Hacker News new | ask | show | jobs
by detrites 1106 days ago
There are several different types of CPU's, in two main classes, CISC and RISC. The difference is summarised by the first letter - "Complex" vs. "Reduced" - Instruction Set Computer. Or, what size "vocabulary" a CPU decodes.

RISC-V is a type of CPU architecture (a set of plans for how to build one, not an actual CPU itself), that also happens to be open source. Anyone can build a RISC-V CPU without having to buy the rights to do so. (Many are.)

This project is an emulation of a RISC-V CPU. A kind of virtual "reference" CPU in software. It can be used to compile code that can run on a RISC-V type CPU, and to help understand what's happening inside the CPU when it runs.

It's written in C, which is and was a very fundamental programming language that's influenced the design of many other languages. It is a language that is very close the fundamental language CPU's natively decode and process.

CPU's natively use a language referred to as "Assembly", but which actually has many varieties particular to each CPU design. Regardless of variety of CPU, assembly is usually is about as reasonably "close to metal" as it gets.

It's literally communicating with the CPU directly in its own language. This makes it extremely fast to run, but laborious to code, and also somewhat "dangerous" in that with such low-level control, it's easy to mess things up.

This project takes an input of a text list of RISC-V assembly instructions (a "program") and pretends to be RISC-V CPU with those instructions loaded into it and being run on it. Useful for understanding, prototyping and building a RISC-V program.

CPU's are designed rather to run assembly that already "works", having been created programmatically (compiled or interpreted), by a higher level language that isn't going to give it things that make no sense (hopefully).

So there is not usually a lot of provisioning done in the design of the CPU to make it easy to watch it and its state carefully at a low level and examine how your assembly program is working, or not working.
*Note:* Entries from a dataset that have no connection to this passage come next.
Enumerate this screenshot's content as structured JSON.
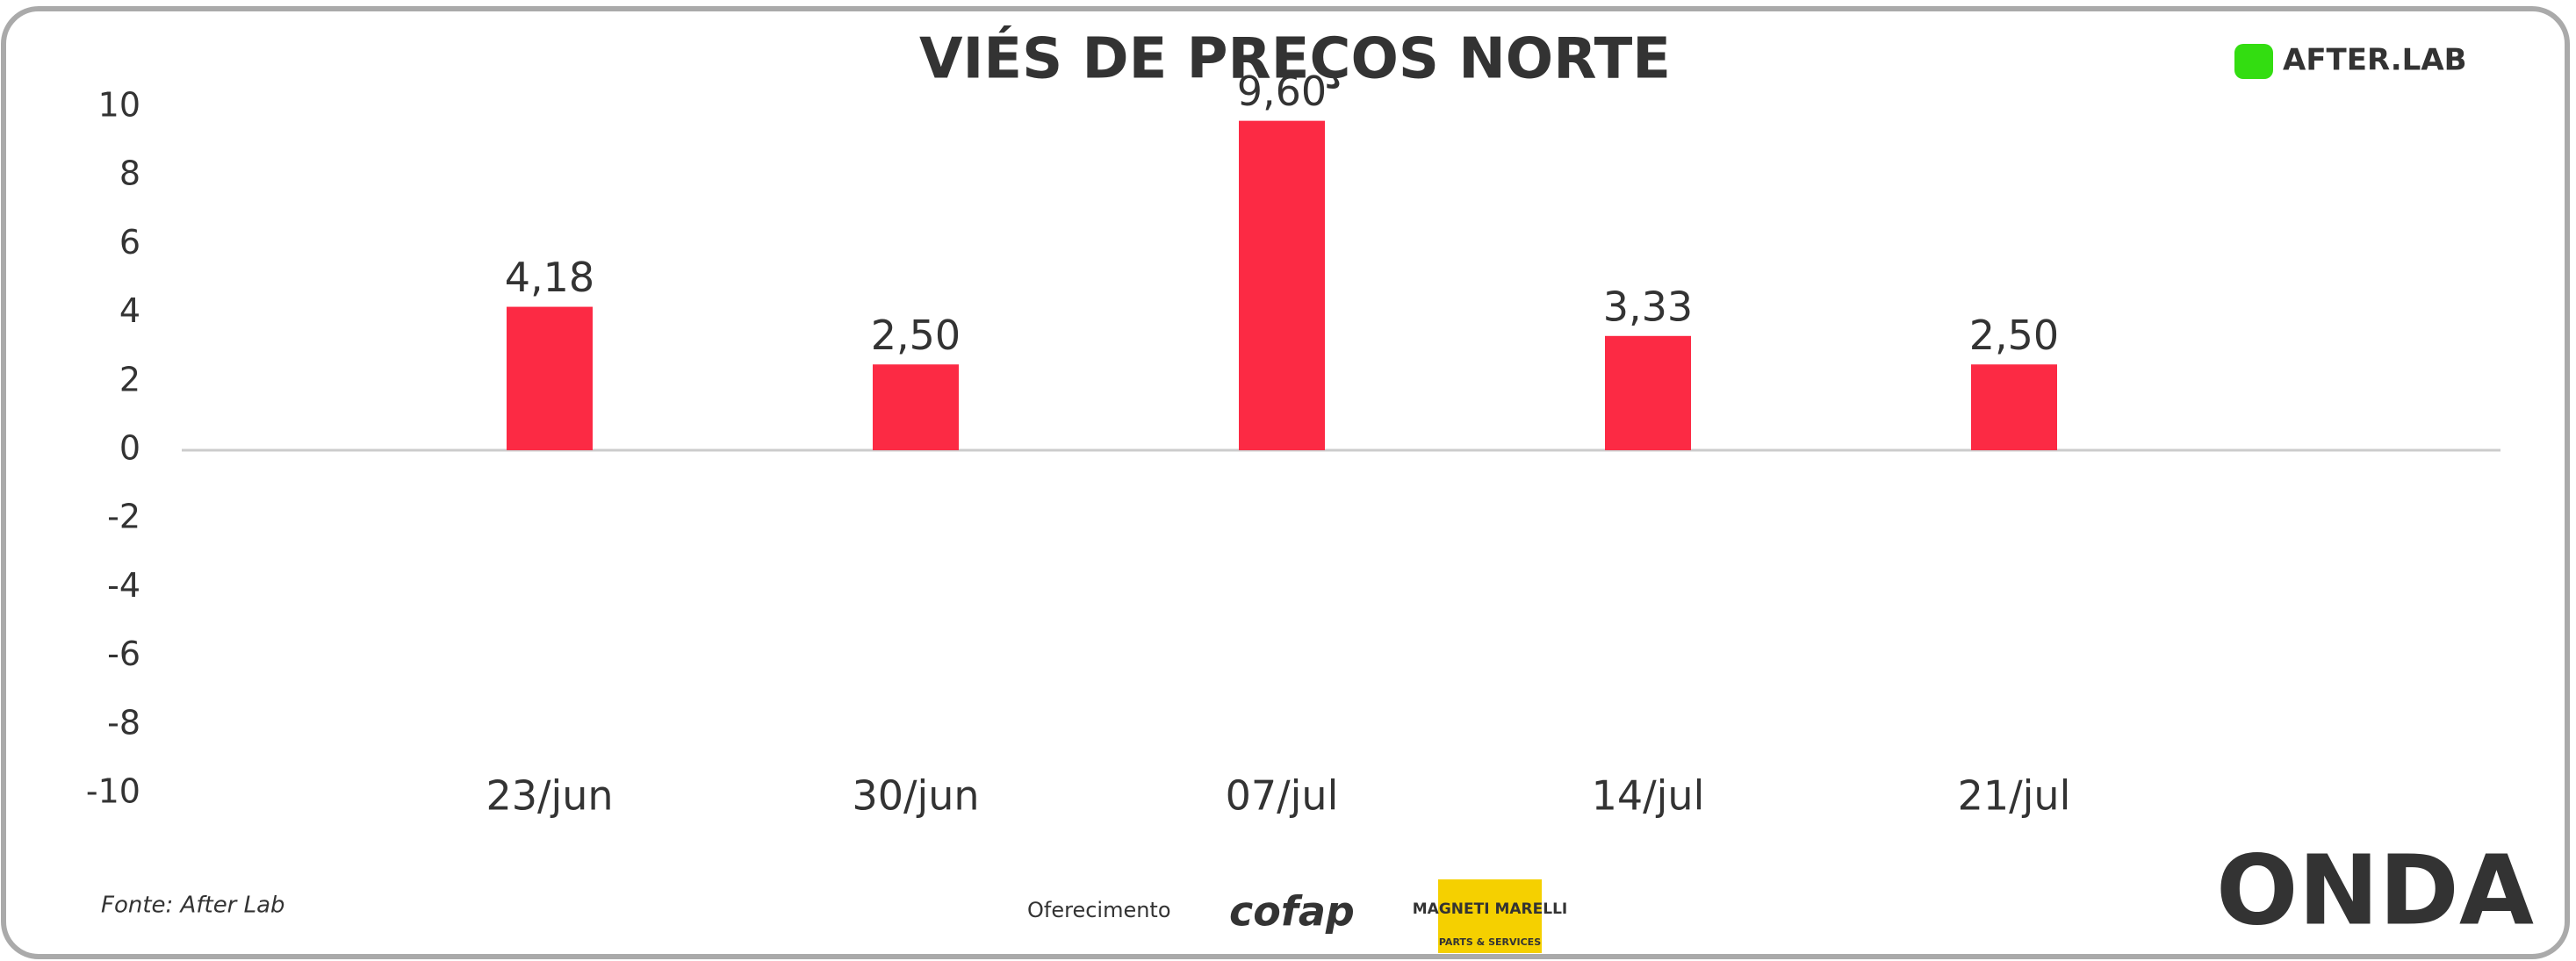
{
  "chart_data": {
    "type": "bar",
    "title": "VIÉS DE PREÇOS NORTE",
    "categories": [
      "23/jun",
      "30/jun",
      "07/jul",
      "14/jul",
      "21/jul"
    ],
    "values": [
      4.18,
      2.5,
      9.6,
      3.33,
      2.5
    ],
    "value_labels": [
      "4,18",
      "2,50",
      "9,60",
      "3,33",
      "2,50"
    ],
    "color": "#fc2a44",
    "ylim": [
      -10,
      10
    ],
    "yticks": [
      -10,
      -8,
      -6,
      -4,
      -2,
      0,
      2,
      4,
      6,
      8,
      10
    ]
  },
  "brand": "AFTER.LAB",
  "source": "Fonte: After Lab",
  "sponsor_label": "Oferecimento",
  "sponsors": [
    "cofap",
    "MAGNETI MARELLI",
    "PARTS & SERVICES"
  ],
  "footer_logo": "ONDA"
}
Emulation eases this.

3 comments

> CPU’s natively use a language referred to as “Assembly”, b

Strictly, CPUs use machine code. Assembly targeting a particular CPU is a very thin more-human-readable abstraction around the underlying machine code, but it is not, itself, what the CPU executes. That’s why “assemblers” exist – they are compilers from assembly language to machine code (though, because assembly is a very thin abstraction, they are much simpler than most other compilers.)

Agree. And deeper than that may be microcode, which we rarely see or reason about, and while may very much be there is rarely of practical use. (Ie, when learning, the distinctions may be somewhat an impediment without payoff.)
Would calling "Assembly" a CPU's frontend language be correct?

The same way as it is in compilers

This is a well writed explanation!

I wrote a short news about the emulator on the french collaborative website linuxfr.org (see https://linuxfr.org/news/un-emulateur-et-un-desassembleur-ri...)

I would like to translate your comment and add it. Can I ?

Wow this is beyond helpful. Thank you so much for taking the time to explain this so thoroughly.